Employer-sponsored insurance remains by far the single largest source of health insurance coverage in the United States, but coverage by employers has been eroding, even during periods of economic expansion. Meanwhile, increasing health care costs have constrained access to health care, especially for preventive services that have the potential to reduce overall health care spending. Government programs have countered these negative trends, but many people remain uninsured and lack ready access to health care, including undocumented immigrants and people of limited financial means.

1972
Updating Medicare
Medicare has protected Americans’ health and well-being since its inception, but two of its most impactful changes included expansions to cover even more individuals who needed it. In 1972, Medicare expanded for the first time to cover people with disabilities and people with end-stage renal disease who require dialysis or kidney transplant, providing a lifeline for these populations. Later, the Medicare Prescription Drug, Improvement, and Modernization Act of 2003 added an optional prescription drug benefit known as Part D.

1985
Filling Gaps in Employer-Provided Insurance Coverage
The Consolidated Omnibus Budget Reconciliation Act of 1985 requires most employers to offer continuing health insurance coverage for a limited period of time to employees and their dependents who are no longer eligible for the company’s health insurance program. Enactment of the Health Insurance Portability and Accountability Act in 1996 extended the responsibility of health insurance coverage to benefit employees between jobs and helped protect patients from waste and fraud related to health insurance.

1993
Covering All Children
In response to a 1989–1991 measles epidemic in the United States where over half of the children infected had not been immunized, Congress created the Vaccines for Children program in 1993. The program provides vaccines at no cost to children who otherwise might not be vaccinated because of inability to pay. In 1997, the Children’s Health Insurance Program (CHIP) began providing federal matching funds to states to provide health coverage to children in families with incomes too high to qualify for Medicaid but too low to afford private coverage.
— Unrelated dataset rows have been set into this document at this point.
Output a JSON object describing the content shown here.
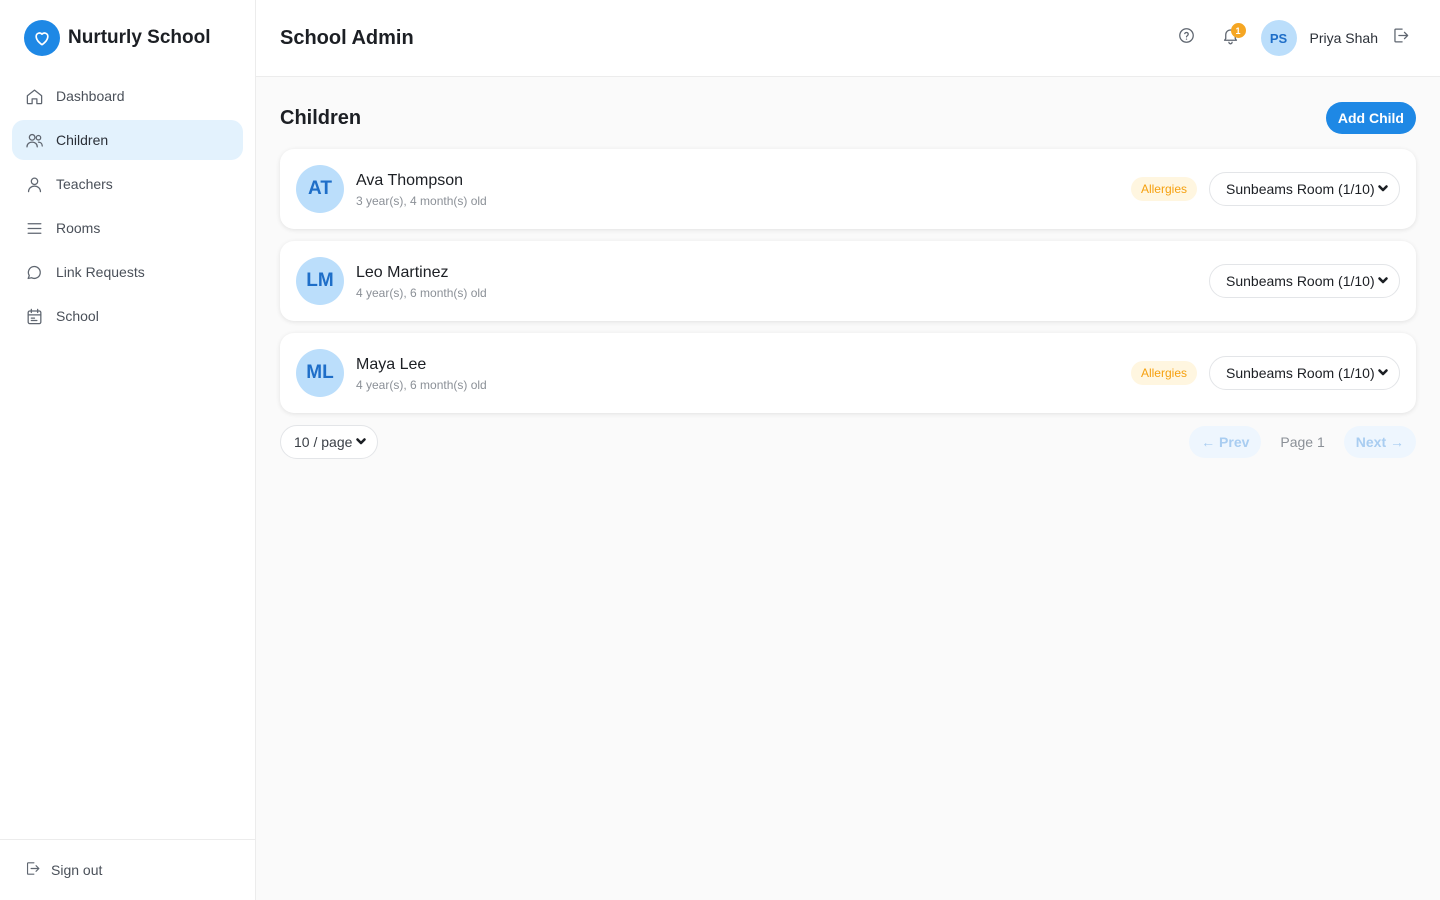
{
  "brand": {
    "name": "Nurturly School",
    "icon": "heart-icon",
    "color": "#1e88e5"
  },
  "sidebar": {
    "items": [
      {
        "label": "Dashboard",
        "icon": "home-icon",
        "active": false
      },
      {
        "label": "Children",
        "icon": "users-icon",
        "active": true
      },
      {
        "label": "Teachers",
        "icon": "user-icon",
        "active": false
      },
      {
        "label": "Rooms",
        "icon": "menu-icon",
        "active": false
      },
      {
        "label": "Link Requests",
        "icon": "chat-bubble-icon",
        "active": false
      },
      {
        "label": "School",
        "icon": "calendar-icon",
        "active": false
      }
    ],
    "sign_out": "Sign out"
  },
  "header": {
    "title": "School Admin",
    "notification_count": "1",
    "user": {
      "initials": "PS",
      "name": "Priya Shah"
    }
  },
  "main": {
    "title": "Children",
    "add_button": "Add Child",
    "children": [
      {
        "initials": "AT",
        "name": "Ava Thompson",
        "age": "3 year(s), 4 month(s) old",
        "badge": "Allergies",
        "room": "Sunbeams Room (1/10)"
      },
      {
        "initials": "LM",
        "name": "Leo Martinez",
        "age": "4 year(s), 6 month(s) old",
        "badge": "",
        "room": "Sunbeams Room (1/10)"
      },
      {
        "initials": "ML",
        "name": "Maya Lee",
        "age": "4 year(s), 6 month(s) old",
        "badge": "Allergies",
        "room": "Sunbeams Room (1/10)"
      }
    ],
    "pagination": {
      "page_size": "10 / page",
      "prev": "← Prev",
      "page_label": "Page 1",
      "next": "Next →"
    }
  },
  "colors": {
    "accent": "#1e88e5",
    "active_nav": "#e3f2fd",
    "avatar_bg": "#bbdefb",
    "allergy": "#f5a00f",
    "badge": "#f5a623"
  }
}
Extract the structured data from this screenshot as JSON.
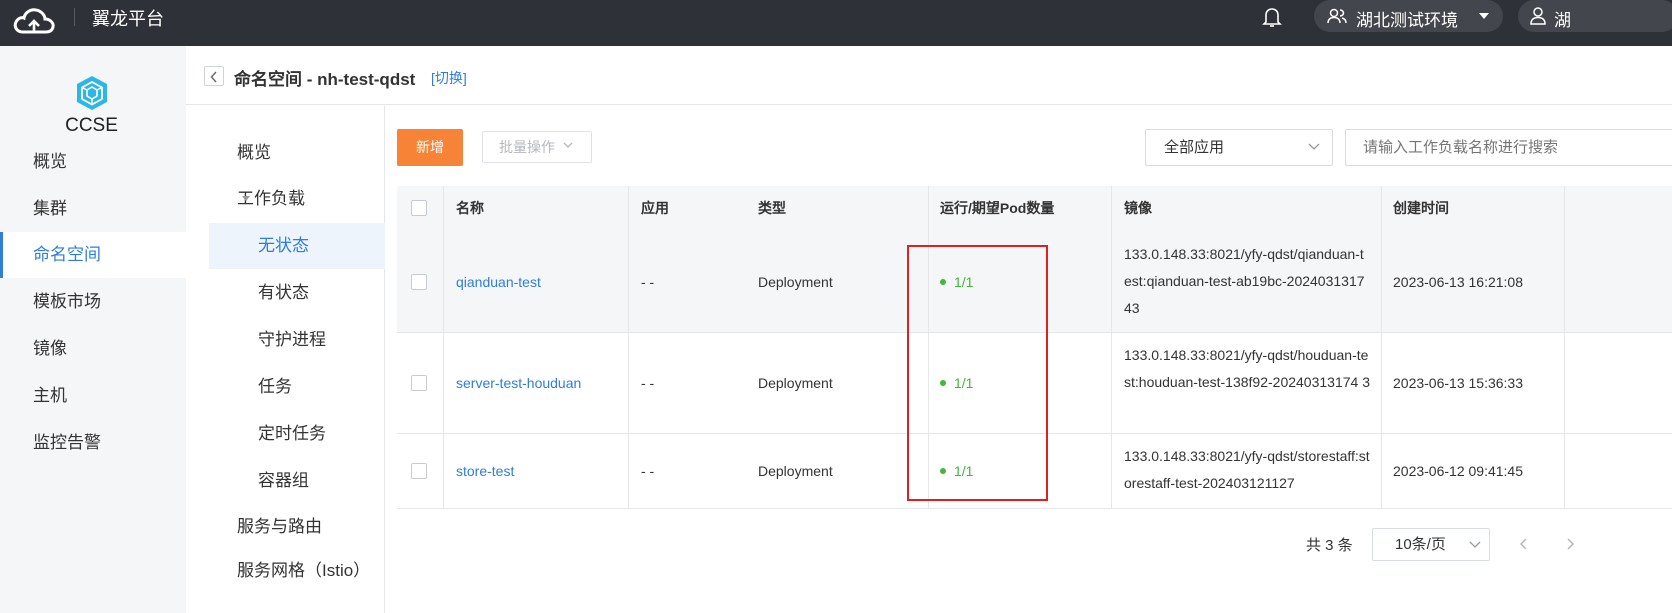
{
  "topbar": {
    "brand": "翼龙平台",
    "environment": "湖北测试环境",
    "user": "湖"
  },
  "sidebar": {
    "product": "CCSE",
    "items": [
      {
        "label": "概览"
      },
      {
        "label": "集群"
      },
      {
        "label": "命名空间",
        "active": true
      },
      {
        "label": "模板市场"
      },
      {
        "label": "镜像"
      },
      {
        "label": "主机"
      },
      {
        "label": "监控告警"
      }
    ]
  },
  "header": {
    "title": "命名空间 - nh-test-qdst",
    "switch_label": "[切换]"
  },
  "subnav": {
    "overview": "概览",
    "workload": "工作负载",
    "workload_items": [
      "无状态",
      "有状态",
      "守护进程",
      "任务",
      "定时任务",
      "容器组"
    ],
    "service_route": "服务与路由",
    "service_mesh": "服务网格（Istio）"
  },
  "toolbar": {
    "add_label": "新增",
    "batch_label": "批量操作",
    "app_filter": "全部应用",
    "search_placeholder": "请输入工作负载名称进行搜索"
  },
  "table": {
    "columns": [
      "名称",
      "应用",
      "类型",
      "运行/期望Pod数量",
      "镜像",
      "创建时间"
    ],
    "rows": [
      {
        "name": "qianduan-test",
        "app": "- -",
        "type": "Deployment",
        "pods": "1/1",
        "image": "133.0.148.33:8021/yfy-qdst/qianduan-test:qianduan-test-ab19bc-2024031317 43",
        "created": "2023-06-13 16:21:08"
      },
      {
        "name": "server-test-houduan",
        "app": "- -",
        "type": "Deployment",
        "pods": "1/1",
        "image": "133.0.148.33:8021/yfy-qdst/houduan-test:houduan-test-138f92-20240313174 3",
        "created": "2023-06-13 15:36:33"
      },
      {
        "name": "store-test",
        "app": "- -",
        "type": "Deployment",
        "pods": "1/1",
        "image": "133.0.148.33:8021/yfy-qdst/storestaff:storestaff-test-202403121127",
        "created": "2023-06-12 09:41:45"
      }
    ]
  },
  "pagination": {
    "total": "共 3 条",
    "page_size": "10条/页"
  },
  "colors": {
    "topbar": "#2e3137",
    "accent": "#2f7ed8",
    "primary_button": "#f78336",
    "status_running": "#41b836",
    "highlight": "#e02020"
  }
}
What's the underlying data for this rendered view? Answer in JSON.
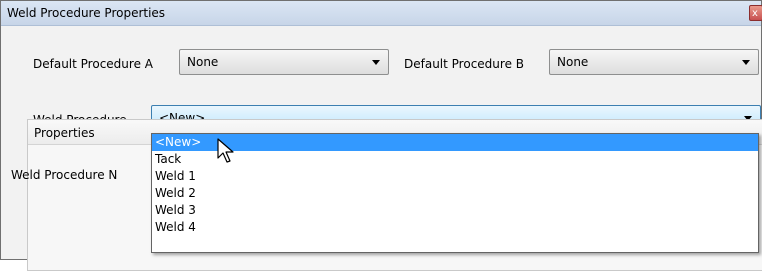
{
  "window": {
    "title": "Weld Procedure Properties",
    "close_label": "x"
  },
  "defaults": {
    "a_label": "Default Procedure A",
    "a_value": "None",
    "b_label": "Default Procedure B",
    "b_value": "None"
  },
  "weld_procedure": {
    "label": "Weld Procedure",
    "value": "<New>",
    "options": [
      "<New>",
      "Tack",
      "Weld 1",
      "Weld 2",
      "Weld 3",
      "Weld 4"
    ],
    "selected_index": 0
  },
  "properties": {
    "header": "Properties",
    "name_label": "Weld Procedure N"
  }
}
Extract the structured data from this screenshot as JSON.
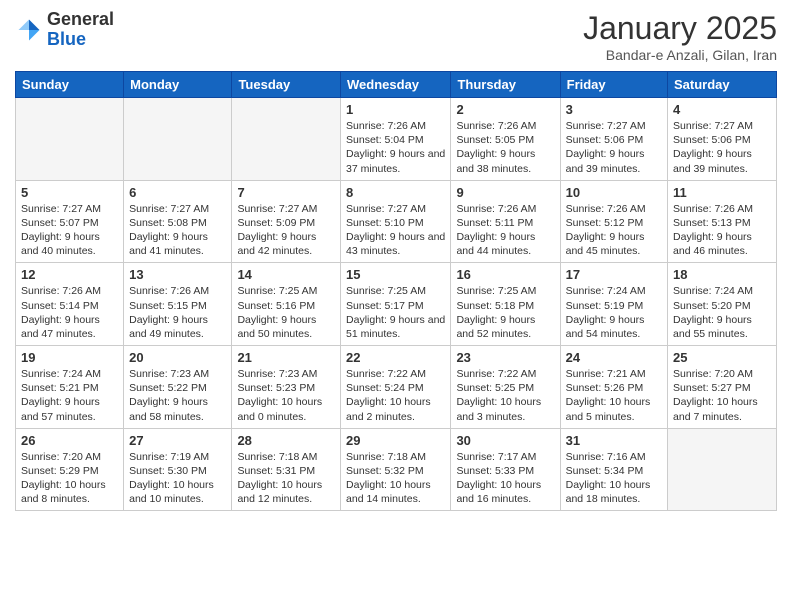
{
  "header": {
    "logo_general": "General",
    "logo_blue": "Blue",
    "month_title": "January 2025",
    "location": "Bandar-e Anzali, Gilan, Iran"
  },
  "days_of_week": [
    "Sunday",
    "Monday",
    "Tuesday",
    "Wednesday",
    "Thursday",
    "Friday",
    "Saturday"
  ],
  "weeks": [
    [
      {
        "day": "",
        "info": ""
      },
      {
        "day": "",
        "info": ""
      },
      {
        "day": "",
        "info": ""
      },
      {
        "day": "1",
        "info": "Sunrise: 7:26 AM\nSunset: 5:04 PM\nDaylight: 9 hours and 37 minutes."
      },
      {
        "day": "2",
        "info": "Sunrise: 7:26 AM\nSunset: 5:05 PM\nDaylight: 9 hours and 38 minutes."
      },
      {
        "day": "3",
        "info": "Sunrise: 7:27 AM\nSunset: 5:06 PM\nDaylight: 9 hours and 39 minutes."
      },
      {
        "day": "4",
        "info": "Sunrise: 7:27 AM\nSunset: 5:06 PM\nDaylight: 9 hours and 39 minutes."
      }
    ],
    [
      {
        "day": "5",
        "info": "Sunrise: 7:27 AM\nSunset: 5:07 PM\nDaylight: 9 hours and 40 minutes."
      },
      {
        "day": "6",
        "info": "Sunrise: 7:27 AM\nSunset: 5:08 PM\nDaylight: 9 hours and 41 minutes."
      },
      {
        "day": "7",
        "info": "Sunrise: 7:27 AM\nSunset: 5:09 PM\nDaylight: 9 hours and 42 minutes."
      },
      {
        "day": "8",
        "info": "Sunrise: 7:27 AM\nSunset: 5:10 PM\nDaylight: 9 hours and 43 minutes."
      },
      {
        "day": "9",
        "info": "Sunrise: 7:26 AM\nSunset: 5:11 PM\nDaylight: 9 hours and 44 minutes."
      },
      {
        "day": "10",
        "info": "Sunrise: 7:26 AM\nSunset: 5:12 PM\nDaylight: 9 hours and 45 minutes."
      },
      {
        "day": "11",
        "info": "Sunrise: 7:26 AM\nSunset: 5:13 PM\nDaylight: 9 hours and 46 minutes."
      }
    ],
    [
      {
        "day": "12",
        "info": "Sunrise: 7:26 AM\nSunset: 5:14 PM\nDaylight: 9 hours and 47 minutes."
      },
      {
        "day": "13",
        "info": "Sunrise: 7:26 AM\nSunset: 5:15 PM\nDaylight: 9 hours and 49 minutes."
      },
      {
        "day": "14",
        "info": "Sunrise: 7:25 AM\nSunset: 5:16 PM\nDaylight: 9 hours and 50 minutes."
      },
      {
        "day": "15",
        "info": "Sunrise: 7:25 AM\nSunset: 5:17 PM\nDaylight: 9 hours and 51 minutes."
      },
      {
        "day": "16",
        "info": "Sunrise: 7:25 AM\nSunset: 5:18 PM\nDaylight: 9 hours and 52 minutes."
      },
      {
        "day": "17",
        "info": "Sunrise: 7:24 AM\nSunset: 5:19 PM\nDaylight: 9 hours and 54 minutes."
      },
      {
        "day": "18",
        "info": "Sunrise: 7:24 AM\nSunset: 5:20 PM\nDaylight: 9 hours and 55 minutes."
      }
    ],
    [
      {
        "day": "19",
        "info": "Sunrise: 7:24 AM\nSunset: 5:21 PM\nDaylight: 9 hours and 57 minutes."
      },
      {
        "day": "20",
        "info": "Sunrise: 7:23 AM\nSunset: 5:22 PM\nDaylight: 9 hours and 58 minutes."
      },
      {
        "day": "21",
        "info": "Sunrise: 7:23 AM\nSunset: 5:23 PM\nDaylight: 10 hours and 0 minutes."
      },
      {
        "day": "22",
        "info": "Sunrise: 7:22 AM\nSunset: 5:24 PM\nDaylight: 10 hours and 2 minutes."
      },
      {
        "day": "23",
        "info": "Sunrise: 7:22 AM\nSunset: 5:25 PM\nDaylight: 10 hours and 3 minutes."
      },
      {
        "day": "24",
        "info": "Sunrise: 7:21 AM\nSunset: 5:26 PM\nDaylight: 10 hours and 5 minutes."
      },
      {
        "day": "25",
        "info": "Sunrise: 7:20 AM\nSunset: 5:27 PM\nDaylight: 10 hours and 7 minutes."
      }
    ],
    [
      {
        "day": "26",
        "info": "Sunrise: 7:20 AM\nSunset: 5:29 PM\nDaylight: 10 hours and 8 minutes."
      },
      {
        "day": "27",
        "info": "Sunrise: 7:19 AM\nSunset: 5:30 PM\nDaylight: 10 hours and 10 minutes."
      },
      {
        "day": "28",
        "info": "Sunrise: 7:18 AM\nSunset: 5:31 PM\nDaylight: 10 hours and 12 minutes."
      },
      {
        "day": "29",
        "info": "Sunrise: 7:18 AM\nSunset: 5:32 PM\nDaylight: 10 hours and 14 minutes."
      },
      {
        "day": "30",
        "info": "Sunrise: 7:17 AM\nSunset: 5:33 PM\nDaylight: 10 hours and 16 minutes."
      },
      {
        "day": "31",
        "info": "Sunrise: 7:16 AM\nSunset: 5:34 PM\nDaylight: 10 hours and 18 minutes."
      },
      {
        "day": "",
        "info": ""
      }
    ]
  ]
}
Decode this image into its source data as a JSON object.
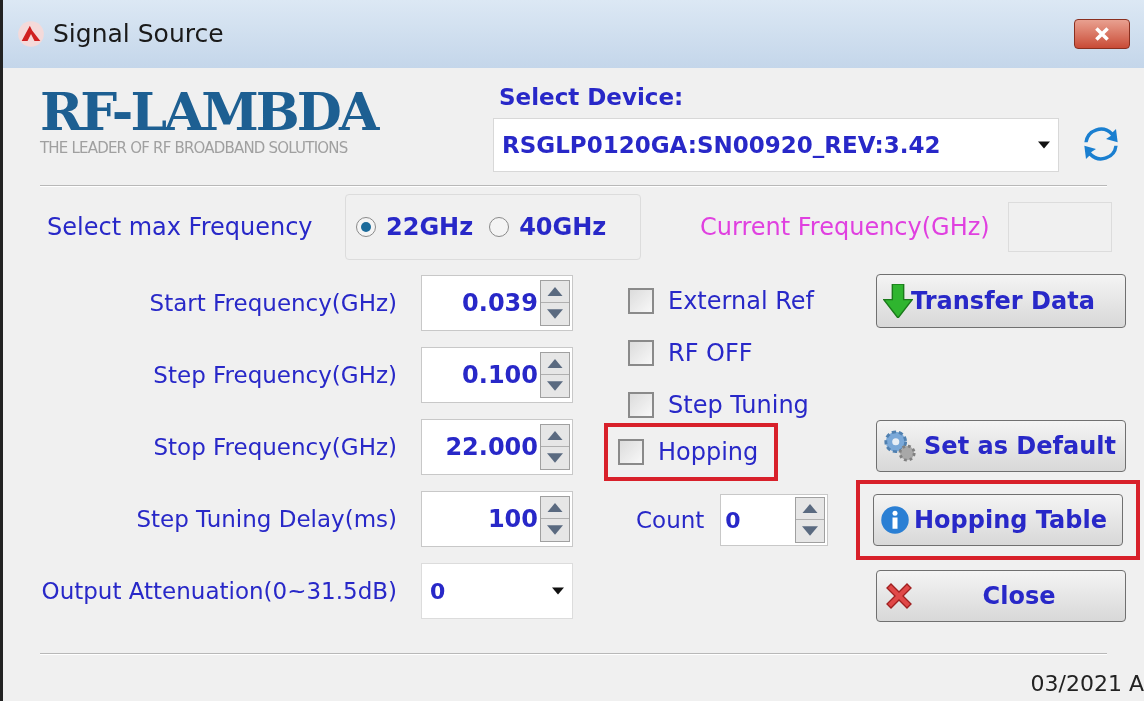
{
  "window": {
    "title": "Signal Source"
  },
  "logo": {
    "name": "RF-LAMBDA",
    "tagline": "THE LEADER OF RF BROADBAND SOLUTIONS"
  },
  "device": {
    "label": "Select Device:",
    "value": "RSGLP0120GA:SN00920_REV:3.42"
  },
  "max_frequency": {
    "label": "Select max Frequency",
    "options": [
      {
        "label": "22GHz",
        "selected": true
      },
      {
        "label": "40GHz",
        "selected": false
      }
    ]
  },
  "current_frequency": {
    "label": "Current Frequency(GHz)"
  },
  "fields": [
    {
      "label": "Start Frequency(GHz)",
      "value": "0.039",
      "kind": "spin"
    },
    {
      "label": "Step Frequency(GHz)",
      "value": "0.100",
      "kind": "spin"
    },
    {
      "label": "Stop Frequency(GHz)",
      "value": "22.000",
      "kind": "spin"
    },
    {
      "label": "Step Tuning Delay(ms)",
      "value": "100",
      "kind": "spin"
    },
    {
      "label": "Output Attenuation(0~31.5dB)",
      "value": "0",
      "kind": "dropdown"
    }
  ],
  "checkboxes": [
    {
      "label": "External Ref",
      "checked": false,
      "highlighted": false
    },
    {
      "label": "RF OFF",
      "checked": false,
      "highlighted": false
    },
    {
      "label": "Step Tuning",
      "checked": false,
      "highlighted": false
    },
    {
      "label": "Hopping",
      "checked": false,
      "highlighted": true
    }
  ],
  "count": {
    "label": "Count",
    "value": "0"
  },
  "buttons": [
    {
      "label": "Transfer Data",
      "kind": "download",
      "highlighted": false
    },
    {
      "label": "Set as Default",
      "kind": "gear",
      "highlighted": false
    },
    {
      "label": "Hopping Table",
      "kind": "info",
      "highlighted": true
    },
    {
      "label": "Close",
      "kind": "close",
      "highlighted": false
    }
  ],
  "footer": "03/2021 A"
}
All U.S. states have expanded coverage significantly through their CHIP programs, bringing more security to some of the nation’s most vulnerable children.

1996
Including Mental Health as Part of Whole-Person Health
The Mental Health Parity Act of 1996 barred separate annual and lifetime limits on coverage for the treatment of mental disorders other than addictions. While this did not address all restrictions on mental health benefits at the time nor apply to substance use disorder benefits, it was a foundational step in a growing movement to integrate mental, medical, substance use, and social services. Then, in 2008, the Mental Health Parity and Addiction Equity Act barred differential coverage limits and unequal application of managed care techniques for patients with mental illnesses and substance use disorders, greatly improving their lives.

2010s
Value-Based Health Care
Historically, the U.S. health care system has relied on fee-for-service compensation, where reimbursements are provided for each service provided regardless of the patient outcomes. Deficiencies in this model are clear, with the United States ranking highest in the world on health care spending yet lowest on health performance indicators among comparable nations. In recent years, and especially after the 2010 passage of the Patient Protection and Affordable Care Act, the Centers for Medicare & Medicaid Services has worked to address this problem by shifting toward value-based care, in which financial incentives are offered to physicians, hospitals, medical groups, and other health care providers for meeting certain performance measures and for developing innovative approaches to care.

2010
Expanding Health Insurance Coverage
The Patient Protection and Affordable Care Act of 2010 also mandated that health insurance providers accept all applicants without regard for pre-existing conditions or demographic status, except age; that insurers cover a list of essential health benefits, including mental health services and prescription drugs; and that all individuals in the United States acquire health insurance. As a result, the uninsured share of the U.S. population was cut roughly in half by 2016. The groups that have historically been at the greatest risk for lacking insurance—young adults, Latino(a)/Latinx/Hispanic communities, Blacks, and those with low incomes—have made the greatest gains in coverage.

2013
Shopping for Affordable Insurance
After the Patient Protection and Affordable Care Act radically changed health insurance markets, enrollment in the Health Insurance Marketplace began in 2013. The marketplace helps people shop for and enroll in affordable health insurance through websites, call centers, and in-person assistance. The federal government operates the marketplace on behalf of most states. All state marketplaces can be conveniently accessed through the central location of HealthCare.gov.

2015
Paying for Value
In 2013, the Institute of Medicine report Best Care at Lower Cost: The Path to Continuously Learning Health Care in America was released, noting that approximately one-third of health care expenses were unnecessary, and recommending that the nation’s health system could be much more effective and efficient if available data, continuous improvement, and accountability standards were adopted.

Health insurance and access to health care have long been politically contentious issues, with proposed reforms ranging from modifications of the current system to single-payer systems. Regardless of the outcomes of these policy debates, an aging population, new and expensive medical treatments, and unanticipated events like the COVID-19 pandemic will continue to put pressure on both coverage and access.